S'il est étudié depuis plusieurs décennies, le processus physiologique du sommeil reste cependant très mal connu. Quelle est son origine ? Comment a-t-il évolué ? A quoi sert-il ? Autant de questions irrésolues et sujettes à de nombreux débats scientifiques. Pour tenter d'y répondre et pour la première fois, des chercheurs de l'équipe SLEEP du Centre de Recherche en Neurosciences de Lyon (CNRS/INSERM/Université Claude Bernard Lyon 1) et du Département d'Ecologie et de Gestion de la Biodiversité du laboratoire Mécanismes Adaptatifs et Evolution (MECADEV - CNRS/MNHN) se sont intéressés à deux groupes d'animaux encore peu étudiés par les spécialistes du sommeil mais incontournables de par leur position évolutive: les reptiles et les amphibiens. Les résultats de cette étude sont publiés dans le journal Biological reviews.
La plupart des vertébrés et des invertébrés présente une phase d'immobilité qui peut être considérée comme un état de sommeil. Cependant, des chercheurs pensent que certains poissons, grenouilles, tortues et crocodiles ne dorment jamais pendant que d'autres stipulent que tous les animaux, incluant les insectes, les scorpions et les araignées présentent des formes de sommeil. Ce qui semble faire l'objet d'un consensus, c'est que les mammifères terrestres et les oiseaux présentent deux états de sommeil accompagnés chacun de caractères comportementaux et électrophysiologiques bien distincts: un sommeil calme, dit "sommeil lent", marqué par la présence d'ondes lentes dans le cortex, et un sommeil actif principalement associé aux rêves: le "sommeil paradoxal".
Comme tous les animaux, les reptiles et les amphibiens expérimentent quotidiennement des phases de repos. En revanche, la présence chez eux de deux états de sommeil bien distincts n'a pas encore été démontrée. Dans le but d'apporter des éléments de réponses à ce sujet, les biologistes Paul-Antoine Libourel et Anthony Herrel ont synthétisé pour la première fois, dans un article de 34 pages, tous les travaux scientifiques qui ont traité jusque-là du sommeil chez ces deux groupes. Malgré un manque certain de données, cette revue fait le point sur les connaissances concernant le sommeil des différentes espèces d'amphibiens et reptiles, et discute les limites des études réalisées et de la nomenclature utilisée pour objectiver la présence de sommeil. "Les reptiles et les amphibiens sont des espèces trop peu étudiées dans le cadre du sommeil. Or leur spécificités physiologiques, notamment en terme de thermorégulation, en font des espèces incontournables pour comprendre le pourquoi du sommeil, du rêve et son origine", insiste Paul-Antoine Libourel.
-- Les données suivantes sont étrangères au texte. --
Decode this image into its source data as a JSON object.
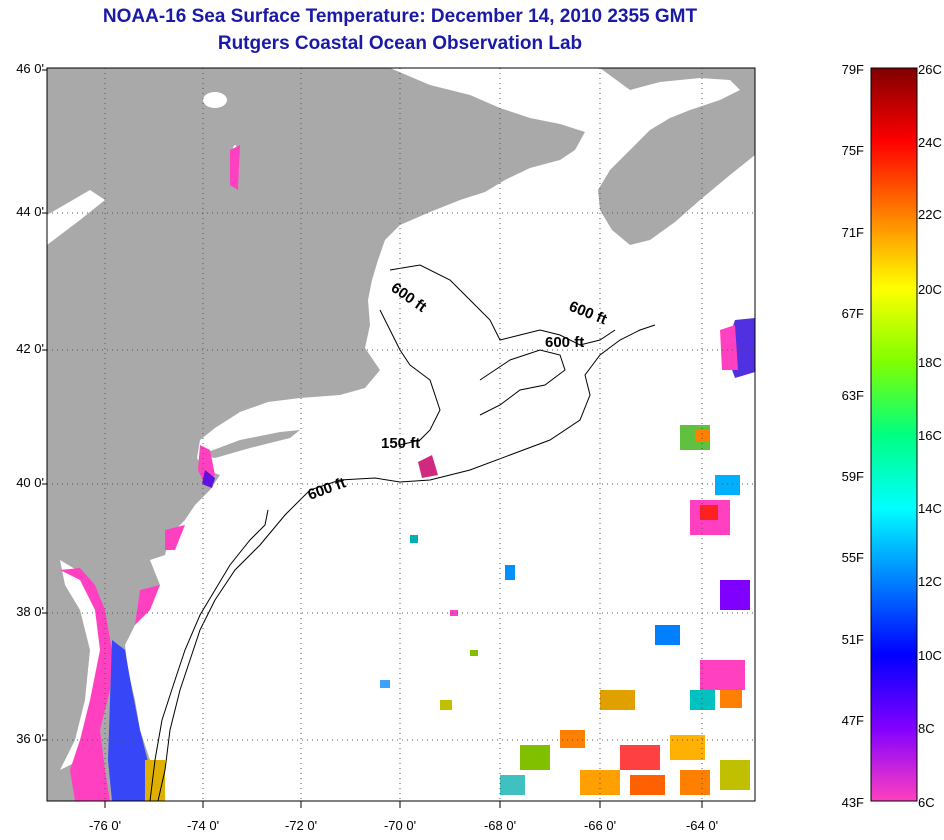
{
  "title_line1": "NOAA-16 Sea Surface Temperature:  December 14, 2010 2355 GMT",
  "title_line2": "Rutgers Coastal Ocean Observation Lab",
  "lat_labels": [
    "46 0'",
    "44 0'",
    "42 0'",
    "40 0'",
    "38 0'",
    "36 0'"
  ],
  "lon_labels": [
    "-76 0'",
    "-74 0'",
    "-72 0'",
    "-70 0'",
    "-68 0'",
    "-66 0'",
    "-64 0'"
  ],
  "contour_labels": [
    "600 ft",
    "600 ft",
    "600 ft",
    "150 ft",
    "600 ft"
  ],
  "colorbar": {
    "fahrenheit": [
      "79F",
      "75F",
      "71F",
      "67F",
      "63F",
      "59F",
      "55F",
      "51F",
      "47F",
      "43F"
    ],
    "celsius": [
      "26C",
      "24C",
      "22C",
      "20C",
      "18C",
      "16C",
      "14C",
      "12C",
      "10C",
      "8C",
      "6C"
    ],
    "stops": [
      "#ff40c0",
      "#8000ff",
      "#0000ff",
      "#0080ff",
      "#00ffff",
      "#00ff80",
      "#80ff00",
      "#ffff00",
      "#ff8000",
      "#ff0000",
      "#800000"
    ]
  },
  "colors": {
    "land": "#a9a9a9",
    "title": "#1a1aa6",
    "ocean": "#ffffff"
  }
}
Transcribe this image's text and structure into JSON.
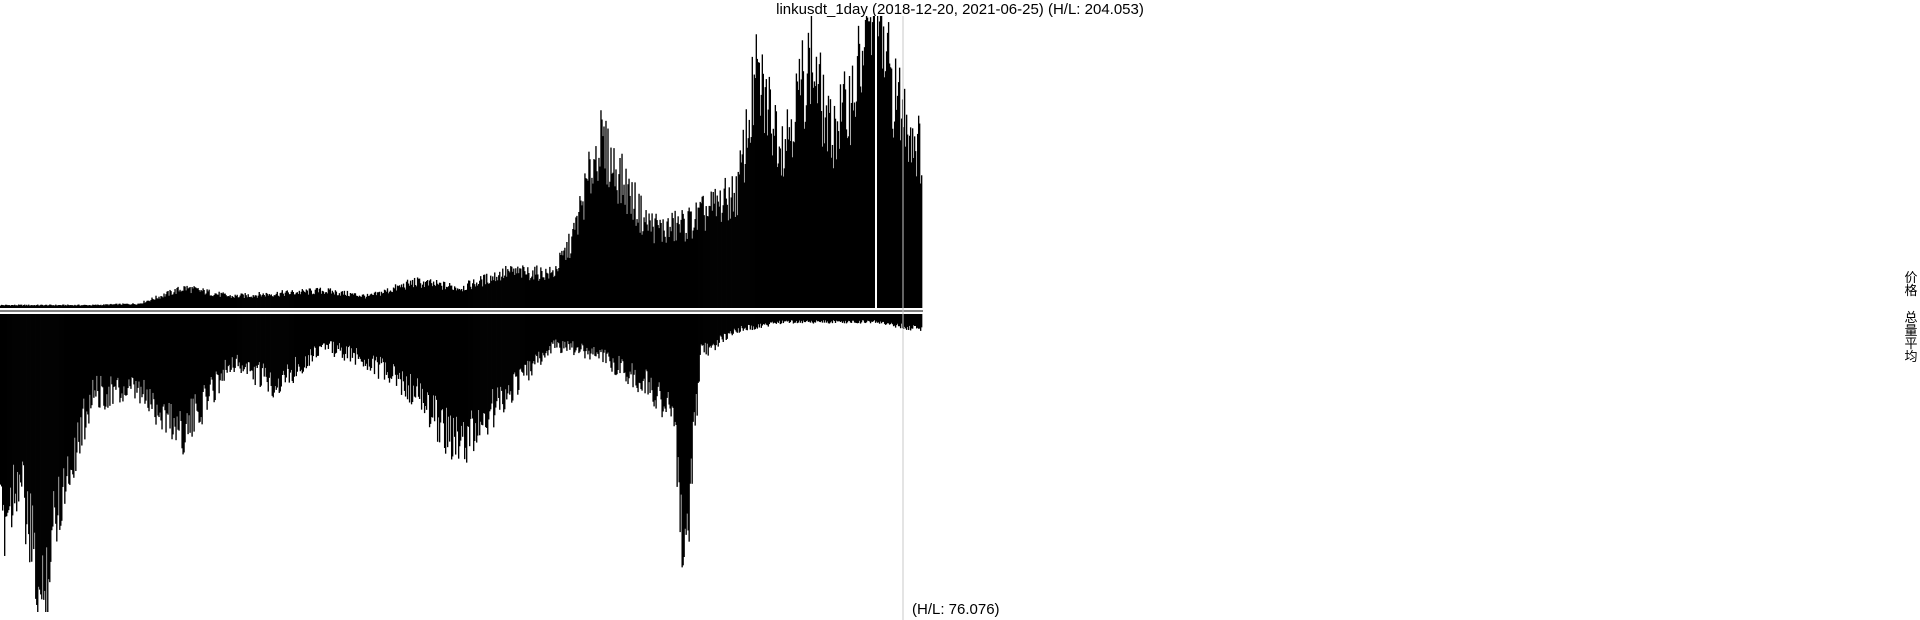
{
  "chart_data": {
    "type": "bar",
    "title": "linkusdt_1day (2018-12-20, 2021-06-25) (H/L: 204.053)",
    "date_range": [
      "2018-12-20",
      "2021-06-25"
    ],
    "price_hl": 204.053,
    "volume_hl_label": "(H/L: 76.076)",
    "volume_hl": 76.076,
    "legend": [
      "价格",
      "总量平均"
    ],
    "series": [
      {
        "name": "价格",
        "direction": "up",
        "color": "#000000",
        "approx_points": [
          [
            0,
            2
          ],
          [
            0.1,
            2
          ],
          [
            0.15,
            3
          ],
          [
            0.2,
            14
          ],
          [
            0.25,
            8
          ],
          [
            0.3,
            10
          ],
          [
            0.35,
            12
          ],
          [
            0.4,
            8
          ],
          [
            0.45,
            18
          ],
          [
            0.5,
            14
          ],
          [
            0.55,
            25
          ],
          [
            0.6,
            24
          ],
          [
            0.62,
            46
          ],
          [
            0.65,
            116
          ],
          [
            0.7,
            60
          ],
          [
            0.72,
            54
          ],
          [
            0.75,
            60
          ],
          [
            0.8,
            80
          ],
          [
            0.82,
            160
          ],
          [
            0.85,
            115
          ],
          [
            0.88,
            175
          ],
          [
            0.9,
            120
          ],
          [
            0.92,
            140
          ],
          [
            0.95,
            204.053
          ],
          [
            0.97,
            150
          ],
          [
            1.0,
            108
          ]
        ]
      },
      {
        "name": "总量平均",
        "direction": "down",
        "color": "#000000",
        "approx_points": [
          [
            0,
            55
          ],
          [
            0.02,
            40
          ],
          [
            0.045,
            76.076
          ],
          [
            0.06,
            50
          ],
          [
            0.1,
            20
          ],
          [
            0.15,
            20
          ],
          [
            0.2,
            30
          ],
          [
            0.25,
            12
          ],
          [
            0.3,
            18
          ],
          [
            0.35,
            8
          ],
          [
            0.4,
            12
          ],
          [
            0.45,
            20
          ],
          [
            0.5,
            34
          ],
          [
            0.55,
            20
          ],
          [
            0.6,
            8
          ],
          [
            0.65,
            10
          ],
          [
            0.7,
            18
          ],
          [
            0.73,
            24
          ],
          [
            0.742,
            66
          ],
          [
            0.76,
            10
          ],
          [
            0.8,
            4
          ],
          [
            0.85,
            2
          ],
          [
            0.9,
            2
          ],
          [
            0.95,
            2
          ],
          [
            1.0,
            4
          ]
        ]
      }
    ]
  }
}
C'est travaux ont permis de confirmer que les reptiles et les amphibiens ont bien un sommeil "comportemental" caractérisé par des positions et lieux de sommeil spécifiques, une inactivité comportementale et une récupération après privation. De plus, les informations récoltées suggèrent la présence de mouvements des yeux et des pattes pendant cet état de sommeil chez les reptiles. Cependant, conclure que ces animaux ont bien un sommeil lent et paradoxal s'est avéré impossible, notamment en raison du manque de données d'activité cérébrale .
"Il devient donc fondamental de développer des études comportementales et électrophysiologiques du sommeil des amphibiens et des reptiles mais également de s'affranchir des définitions centrées sur le sommeil des mammifères. Il nous faut trouver le moyen de pouvoir comparer des espèces aussi diversifiées, tant sur le plan écologique que morphologique. Un consensus dans les définitions et les approches méthodologiques comparatives doit donc émerger si on souhaite comparer ce qui est comparable et résoudre les nombreux mystères du sommeil ", concluent les chercheurs.